SINGAPORE- Middle East crude benchmarks Oman and Dubai recovered on Thursday, as the bulk of Middle East and Russian grades continued to trade at multi-month highs, supported by firm demand and tighter arbitrage supplies in Asia.

Several refiners bought cargoes this week. China's Rongsheng may have bought 8 million to 9 million barrels of Murban, Das and Upper Zakum crude for September delivery. Thailand's IRPC purchased one August-loading cargo each of Das and probably another cargo of Qatar Marine, traders said.

Fuji Oil also bought 500,000 barrels of Murban at similar levels to ICE Murban futures, or just under $3 a barrel to Dubai quotes, they said.

Qatar Petroleum (QP) has set the term price for al-Shaheen crude loading in August at $2.57 a barrel above Dubai quotes, the highest premium in 17 months, according to trade sources and Reuters data. 

QP set the term price after selling two cargoes via a tender to Shell and Mitsui at premiums between $2.20 and $2.60 a barrel, they said.

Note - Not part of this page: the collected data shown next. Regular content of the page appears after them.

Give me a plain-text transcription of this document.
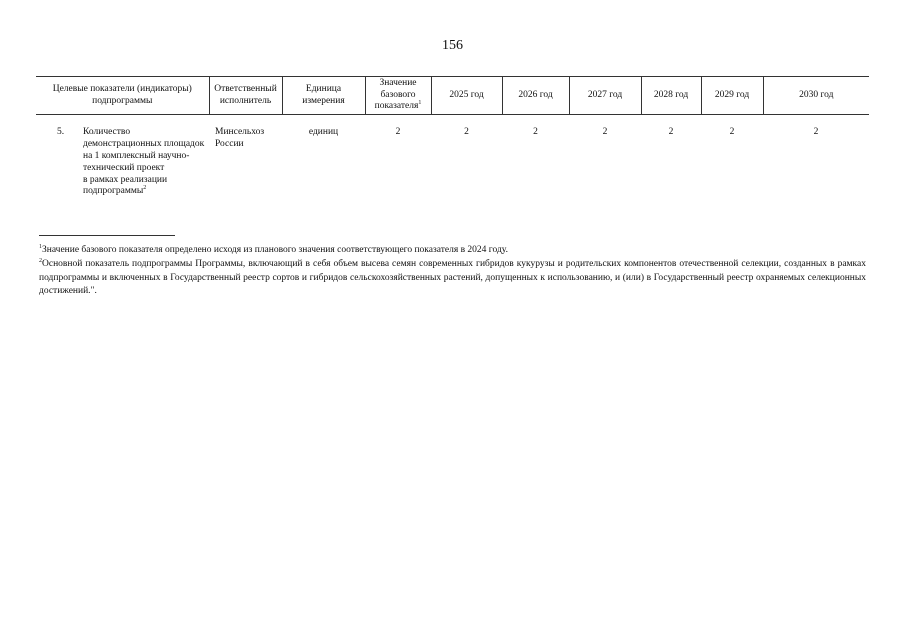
156
Целевые показатели (индикаторы) подпрограммы	Ответственный исполнитель	Единица измерения	Значение базового показателя$^1$	2025 год	2026 год	2027 год	2028 год	2029 год	2030 год

5. Количество демонстрационных площадок
на 1 комплексный научно-технический проект
в рамках реализации подпрограммы$^2$	Минсельхоз России	единиц	2	2	2	2	2	2	2
$^1$Значение базового показателя определено исходя из планового значения соответствующего показателя в 2024 году.
$^2$Основной показатель подпрограммы Программы, включающий в себя объем высева семян современных гибридов кукурузы и родительских компонентов отечественной селекции, созданных в рамках подпрограммы и включенных в Государственный реестр сортов и гибридов сельскохозяйственных растений, допущенных к использованию, и (или) в Государственный реестр охраняемых селекционных достижений.".
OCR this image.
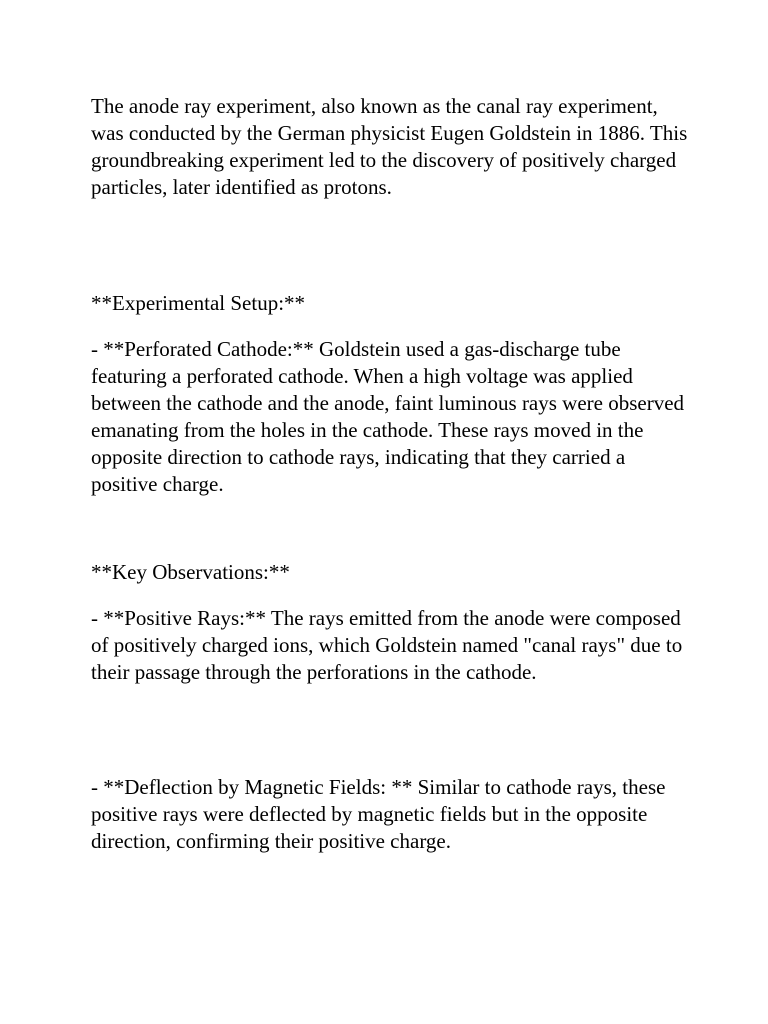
The anode ray experiment, also known as the canal ray experiment, was conducted by the German physicist Eugen Goldstein in 1886. This groundbreaking experiment led to the discovery of positively charged particles, later identified as protons.

**Experimental Setup:**

- **Perforated Cathode:** Goldstein used a gas-discharge tube featuring a perforated cathode. When a high voltage was applied between the cathode and the anode, faint luminous rays were observed emanating from the holes in the cathode. These rays moved in the opposite direction to cathode rays, indicating that they carried a positive charge.

**Key Observations:**

- **Positive Rays:** The rays emitted from the anode were composed of positively charged ions, which Goldstein named "canal rays" due to their passage through the perforations in the cathode.

- **Deflection by Magnetic Fields: ** Similar to cathode rays, these positive rays were deflected by magnetic fields but in the opposite direction, confirming their positive charge.
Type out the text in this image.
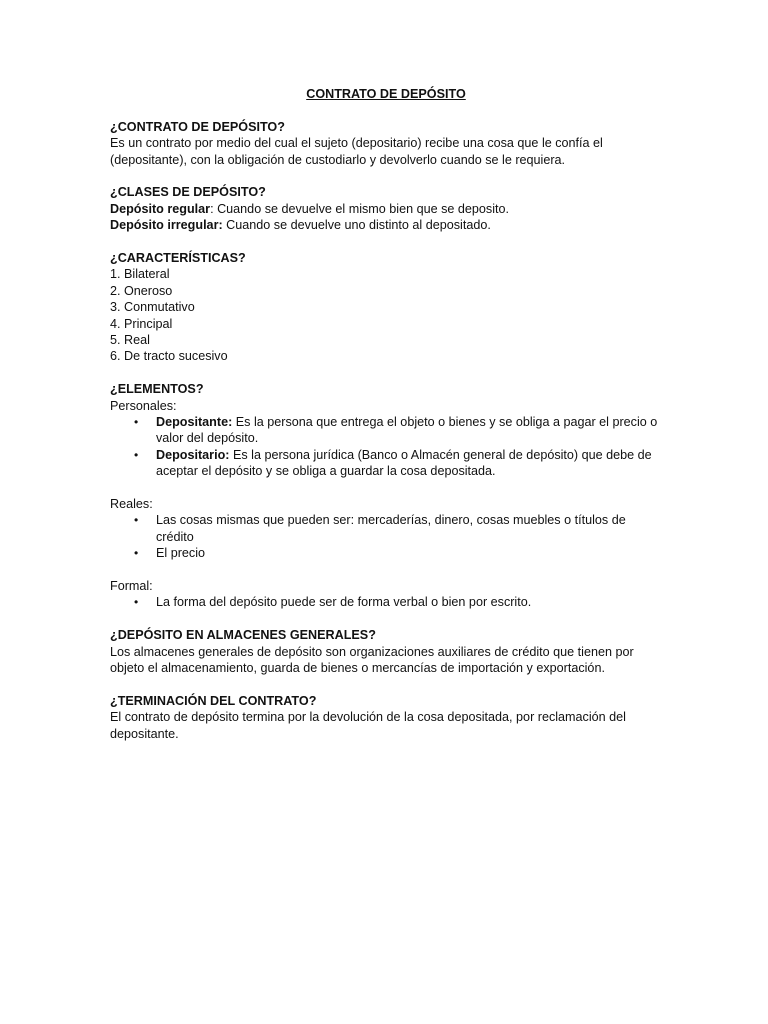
CONTRATO DE DEPÓSITO

¿CONTRATO DE DEPÓSITO?

Es un contrato por medio del cual el sujeto (depositario) recibe una cosa que le confía el (depositante), con la obligación de custodiarlo y devolverlo cuando se le requiera.

¿CLASES DE DEPÓSITO?

Depósito regular: Cuando se devuelve el mismo bien que se deposito.

Depósito irregular: Cuando se devuelve uno distinto al depositado.

¿CARACTERÍSTICAS?

1. Bilateral
2. Oneroso
3. Conmutativo
4. Principal
5. Real
6. De tracto sucesivo

¿ELEMENTOS?

Personales:

• Depositante: Es la persona que entrega el objeto o bienes y se obliga a pagar el precio o valor del depósito.
• Depositario: Es la persona jurídica (Banco o Almacén general de depósito) que debe de aceptar el depósito y se obliga a guardar la cosa depositada.

Reales:

• Las cosas mismas que pueden ser: mercaderías, dinero, cosas muebles o títulos de crédito
• El precio

Formal:

• La forma del depósito puede ser de forma verbal o bien por escrito.

¿DEPÓSITO EN ALMACENES GENERALES?

Los almacenes generales de depósito son organizaciones auxiliares de crédito que tienen por objeto el almacenamiento, guarda de bienes o mercancías de importación y exportación.

¿TERMINACIÓN DEL CONTRATO?

El contrato de depósito termina por la devolución de la cosa depositada, por reclamación del depositante.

These cargoes are to load on Aug. 7-8 and Aug. 28-29.

Spot premiums for Russian grades touched fresh multi-month highs.

Surgutneftegaz sold another three ESPO cargoes at $3.60-$3.70 a barrel above Dubai quotes via a second tender, about 5 cents higher than the previous tender, traders said. 

Vitol and Mercuria bought the cargoes loading Aug. 7-14, 11-18 and 14-21.

Surgut will sell its remaining three cargoes for loading on Aug. 18-25, 22-29 and 25-31 via a tender closing later on Thursday.

ONGC Videsh sold a second cargo of Russian Sokol crude loading on Aug. 13-19 to PetroChina at $4.10 a barrel above Dubai quotes, a fresh 16-month high.

 

NEWS

U.S. crude oil stockpiles dropped sharply last week as refineries boosted operations to their highest since January 2020, signalling continued improvement in demand, the Energy Information Administration said on Wednesday. 

China is reshaping global shipping fuel markets by taking advantage of its booming maritime trade and massive refining capacity to undercut rivals from Singapore to South Korea and become the world's fastest-growing major marine fuel hub. 

Oil prices are likely to be extremely volatile in the next few years, driven by supply constraints rather than demand as financing for new production evaporates in favour of renewables, U.S.-based Castleton Commodities International said. 

Six oil and gas blocks worth more than 900 million barrels of oil in Indonesia are up for grabs, a senior government energy official said on Thursday.